La force presque surnaturelle
de KAZANTZAKI réside dans la manière de guider son lectorat en de
menues scénettes, puissantes, dont la maîtrise est totale. Il sait
peut-être mieux que personne décrire les âmes, en des personnages
eux aussi d’une vigueur et d’une dimension vertigineuses. Son
aisance aussi, pour conter les massacres des guerres passées entre
chrétiens et musulmans, sa méticulosité pour décrire une scène
de combat. Tout est saisissant dans cet ample roman, véritable
fresque historique aux détails foisonnants et calibrés, le résultat
est en tous points éblouissant. Car KAZANTZAKI n’oublie pas
l’humour de circonstance, comme pour dédramatiser : « Mon
grand-père, armé d’un brûlot, incendiait les frégates ennemies,
mon père, armé d’un fusil, décimait les Turcs et moi, armé d’un
chasse-mouches, je tue les mouches, pouah ! ».

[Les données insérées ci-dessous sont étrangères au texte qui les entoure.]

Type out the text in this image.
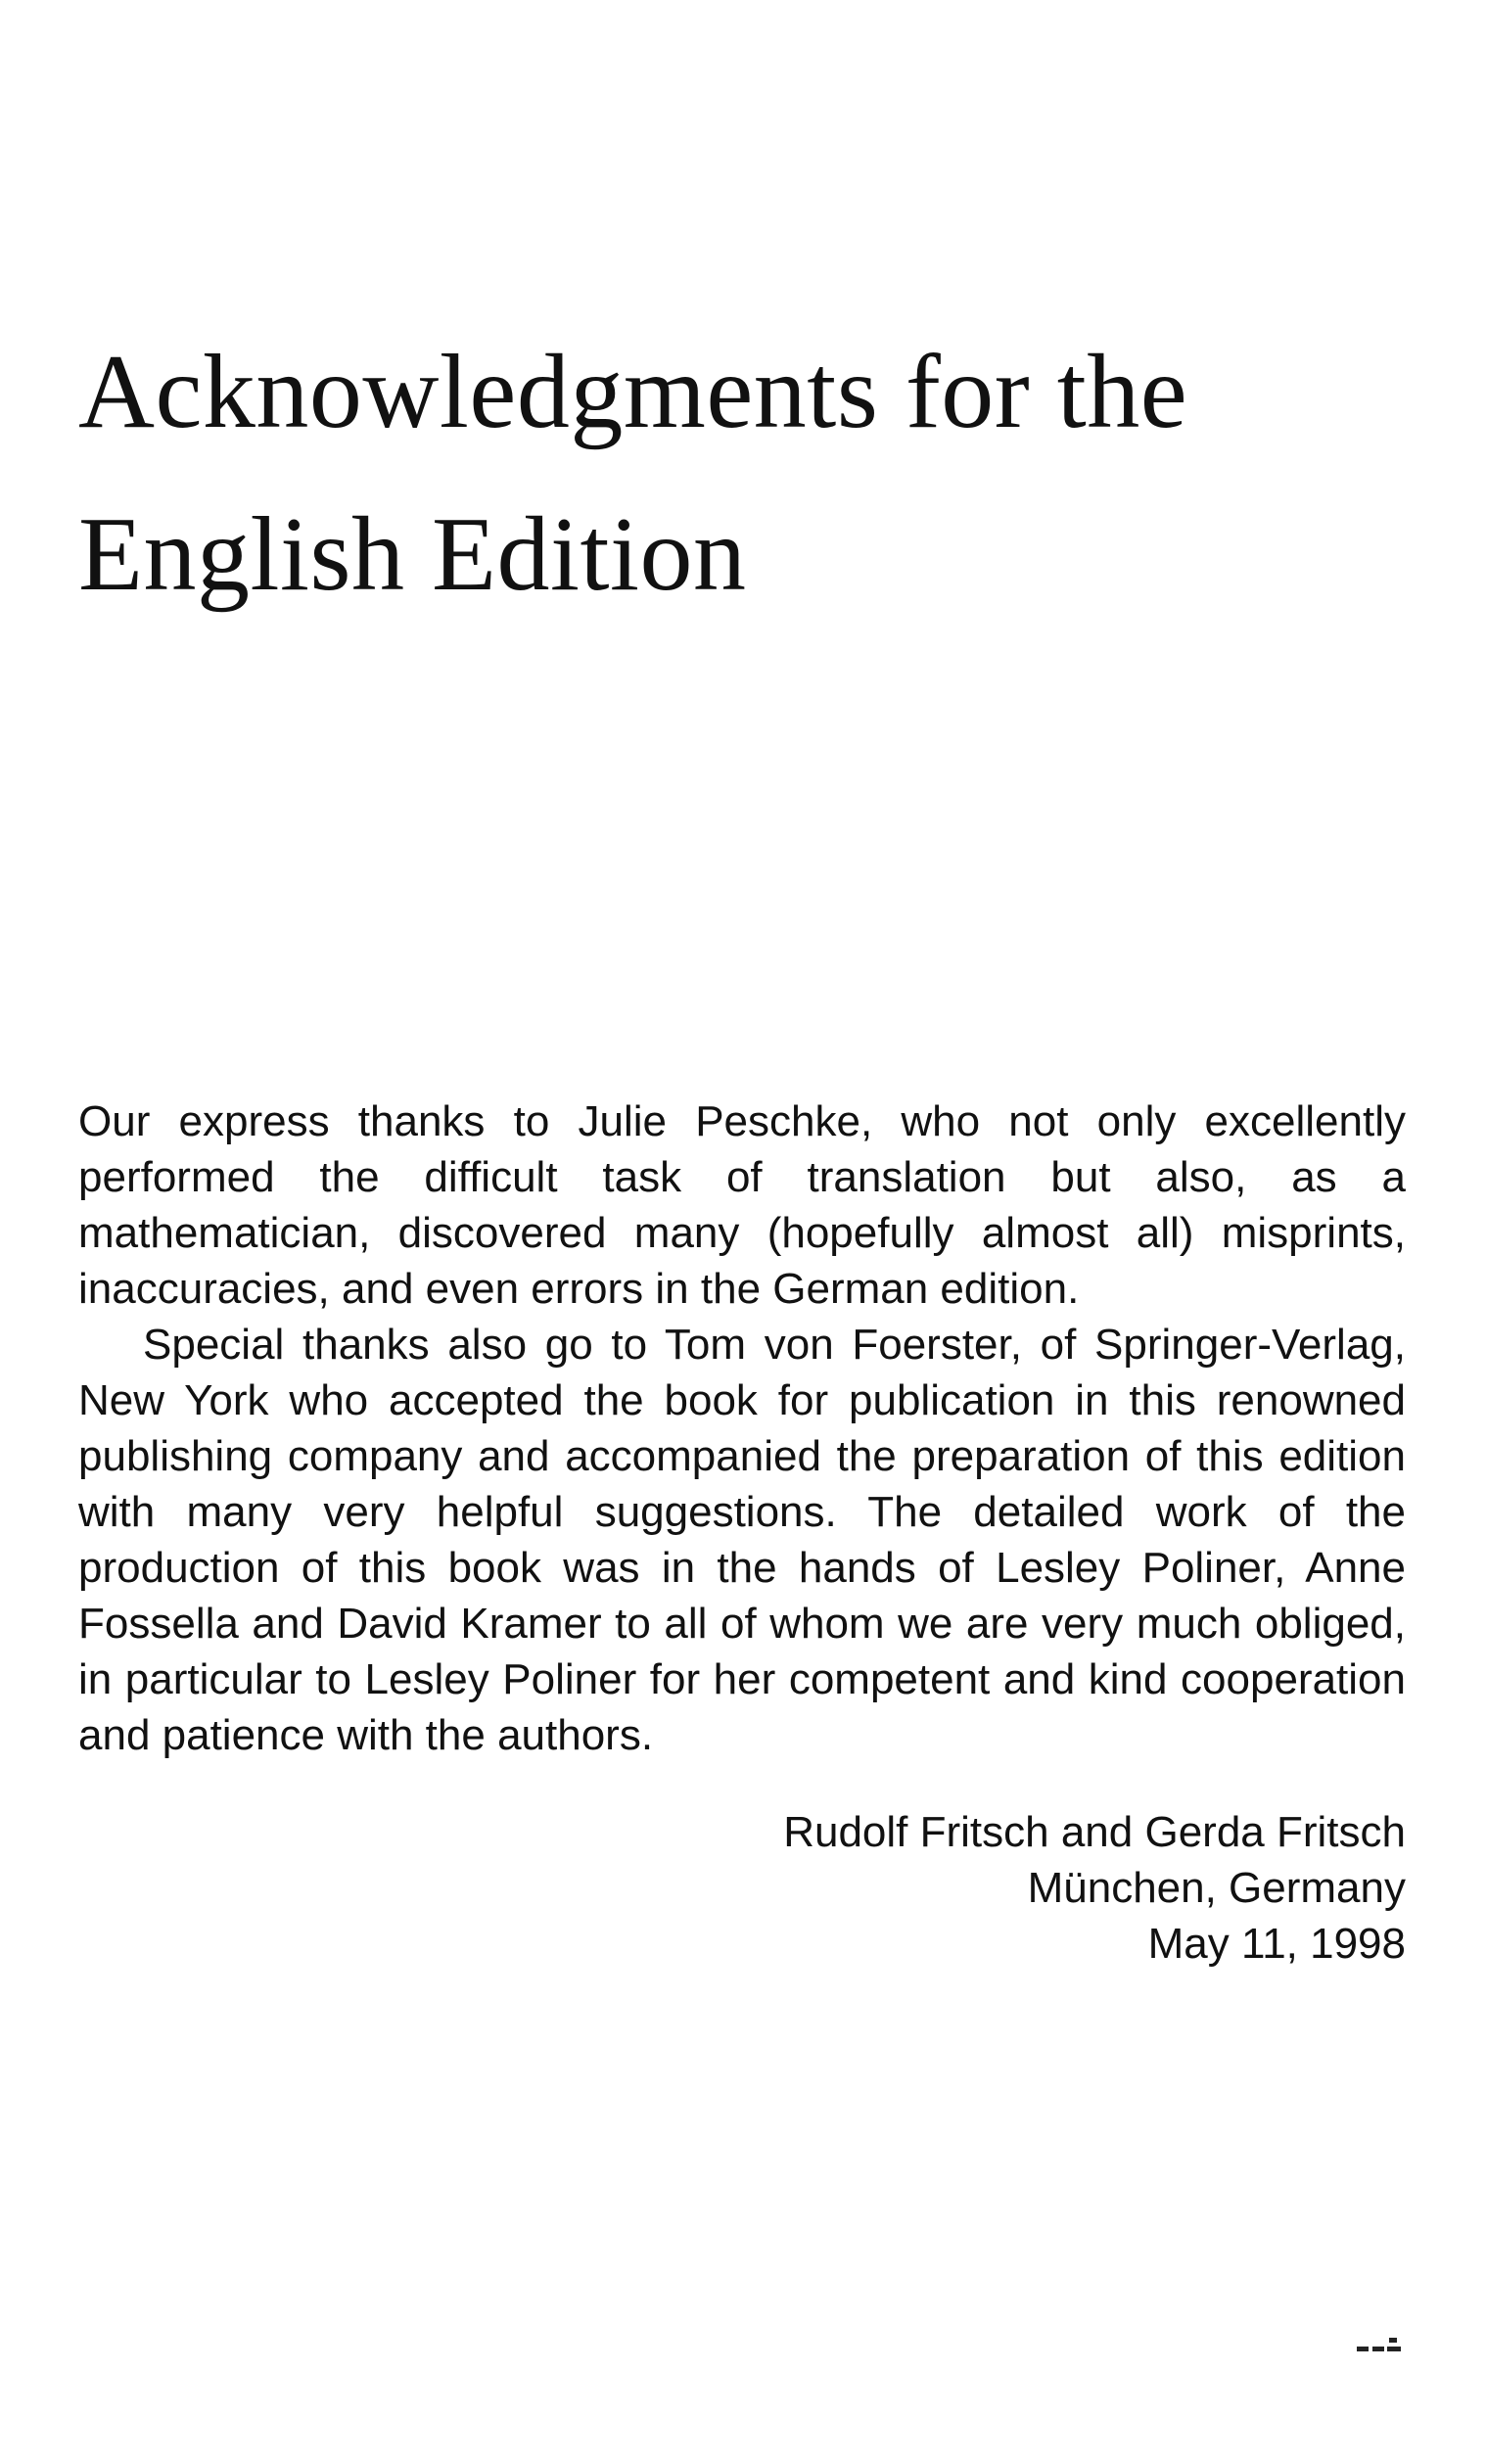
Acknowledgments for the
English Edition

Our express thanks to Julie Peschke, who not only excellently performed the difficult task of translation but also, as a mathematician, discovered many (hopefully almost all) misprints, inaccuracies, and even errors in the German edition.

Special thanks also go to Tom von Foerster, of Springer-Verlag, New York who accepted the book for publication in this renowned publishing company and accompanied the preparation of this edition with many very helpful suggestions. The detailed work of the production of this book was in the hands of Lesley Poliner, Anne Fossella and David Kramer to all of whom we are very much obliged, in particular to Lesley Poliner for her competent and kind cooperation and patience with the authors.

Rudolf Fritsch and Gerda Fritsch
München, Germany
May 11, 1998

KAZANTZAKI fut un homme fasciné
par la figure du Christ. Elle est encore ici bien présente, avec son
ombre apparaissant ici et là, mais toujours en filigrane, comme un
fil conducteur. Et si les personnages de ce roman quasi divin
trinquent beaucoup, c’est pour ne pas perdre ni leurs forces, ni
leur dignité d’êtres humains respectueux de leurs ennemis, malgré
la haine réciproque. Certes, une certaine misogynie peut poindre en
des pages, et pourtant les femmes savent aussi se révolter et taper
du poing sur la table, se faire entendre et respecter, c’est l’une
des ambiguïtés des romans de KAZANTZAKI, toutes ces ambiguïtés
mises bout à bout pouvant être rapprochées sans honte aucune aux
chefs d’œuvre de DOSTOÏEVSKI, ainsi que de certaines scènes de
TOLSTOÏ pour la précision des combats.
Le crétois KAZANTZAKI possède
un style russe mais à la manière des contes persans, son style et
son univers sont ce feu d’artifice pétillant et ininterrompu,
chacune des figures qu’il met en scène personnifiant une identité
collective, comme ce jeune homme de 17 ans, Théodoris, neveu de
Michel et représentant l’avenir, tout comme Thrassaki, le
renouveau de la Crète et de la chrétienté, sa résurrection, alors
que Sifakas le vieux père de Michel, centenaire, représente, ainsi
que quelques autres, par sa participation aux luttes de 1821, la
Crète de jadis. Tous ont leur place dans ce roman aux nombreuses
ramifications.
KAZANTZAKI décortique dans ce
roman d’une immense spiritualité les coutumes ancestrales
crétoises, rattrapées par un fort antisémitisme rural, ruralité
qu’il exacerbe par force détails. Et toujours ces images violentes
très marquantes dans un livre dense et si riche : « Ce
ne sont pas des morceaux de viande, vieux Sifakas, ce sont des
oreilles. Ce n’est pas de l’eau, c’est de l’alcool. Le jour
où un Turc m’a renversé et mangé l’oreille, c’était en
1821, j’ai fait le serment de mettre dans cette bouteille une
oreille de chaque tête de Turc que je tuerais… Pour te raconter
mon histoire, capétan Sifakas, je n’ai qu’à regarder une à une
les oreilles qui nagent dans cet alcool. Je sais à qui appartiennent
chacune d’elles ».
Derrière ce combat à la fois
d’une époque et d’une nation, sur une terre définie, c’est
bien un message universel que KAZANTZAKI délivre, ce verbe pouvant
être d’ailleurs lu sur plusieurs niveaux. C’est tout simplement
du Grand Art. Réédition disponible aux éditions Cambourakis.